Starting last week I began my internship with Dr. Lee Goldberg. Dr. Goldberg is a cardiologist in Tucson, and I have been shadowing him as he conducts his daily activities. In this time I have seen him diagnose patients with severely occluded arteries in the legs and the LAD coronary artery. I have also observed a very interesting case study where a patient, according to their EKG, had a complete heart block. The puzzling part of this predicament was that the patient was completely asymptomatic. The patient later received a pacemaker, and is recovering very well.

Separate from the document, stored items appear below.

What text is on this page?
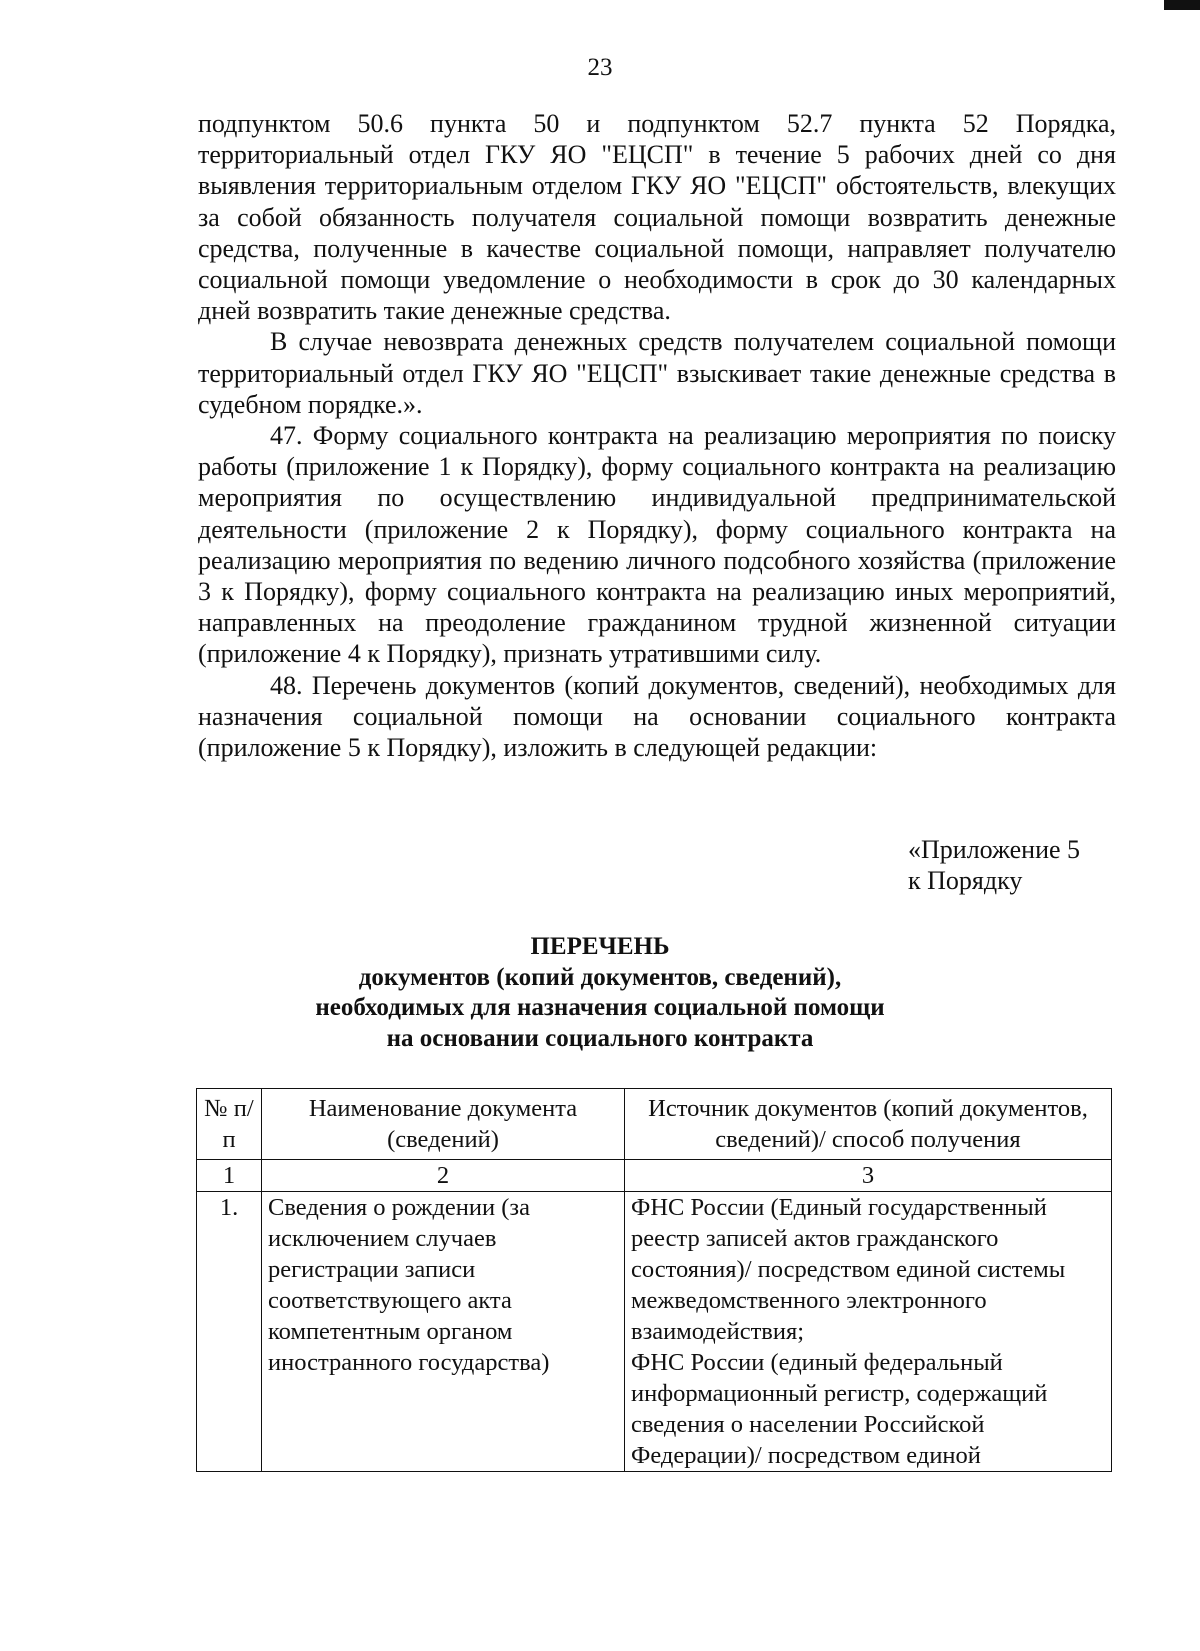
23

подпунктом 50.6 пункта 50 и подпунктом 52.7 пункта 52 Порядка, территориальный отдел ГКУ ЯО "ЕЦСП" в течение 5 рабочих дней со дня выявления территориальным отделом ГКУ ЯО "ЕЦСП" обстоятельств, влекущих за собой обязанность получателя социальной помощи возвратить денежные средства, полученные в качестве социальной помощи, направляет получателю социальной помощи уведомление о необходимости в срок до 30 календарных дней возвратить такие денежные средства.

В случае невозврата денежных средств получателем социальной помощи территориальный отдел ГКУ ЯО "ЕЦСП" взыскивает такие денежные средства в судебном порядке.».

47. Форму социального контракта на реализацию мероприятия по поиску работы (приложение 1 к Порядку), форму социального контракта на реализацию мероприятия по осуществлению индивидуальной предпринимательской деятельности (приложение 2 к Порядку), форму социального контракта на реализацию мероприятия по ведению личного подсобного хозяйства (приложение 3 к Порядку), форму социального контракта на реализацию иных мероприятий, направленных на преодоление гражданином трудной жизненной ситуации (приложение 4 к Порядку), признать утратившими силу.

48. Перечень документов (копий документов, сведений), необходимых для назначения социальной помощи на основании социального контракта (приложение 5 к Порядку), изложить в следующей редакции:

«Приложение 5
к Порядку
ПЕРЕЧЕНЬ
документов (копий документов, сведений),
необходимых для назначения социальной помощи
на основании социального контракта
№ п/п	Наименование документа (сведений)	Источник документов (копий документов, сведений)/ способ получения
1	2	3
1.	Сведения о рождении (за исключением случаев регистрации записи соответствующего акта компетентным органом иностранного государства)	ФНС России (Единый государственный реестр записей актов гражданского состояния)/ посредством единой системы межведомственного электронного взаимодействия;
ФНС России (единый федеральный информационный регистр, содержащий сведения о населении Российской Федерации)/ посредством единой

I also observed many procedures in my internship. I have seen two Stress Echo tests in office, as well as two angiogram procedures at TMC. These stress echo tests are used to see if the patient has a blockage in the heart. If the patient's myocardium is squeezing efficiently after exercise, then Dr. Goldberg can have a 90% certainty that the patient does not have a severe coronary blockage. In the angiogram procedures (cardiac catheterization) I observed, I saw a catheter being inserted through a blood vessel in the groin. Using fiber optic imaging, I saw the catheter being fed up to the coronary arteries in the heart to identify any blockages the patient might have. I am really excited to observe a stenting case this Friday on a patient's superficial femoral artery.
For my independent research I have studied coronary artery disease (CAD) in-depth, while focusing my research on its symptoms and treatment options. I have also spent a lot of time researching medical vernacular in order to fully understand the procedures I am witnessing. I have also studied the Fick oxygen method when calculating cardiac output, because I observed this being used in the angiogram procedure. I will further research how cardiac output is diminished by a weak heart muscle, a moderately severe to severe leaky valve, or a severe case of CAD by patients who have had heart attacks. Therefore I will draw correlations between cardiac output and the need for bypass surgery in the coronary arteries of patients who have had previous heart attacks.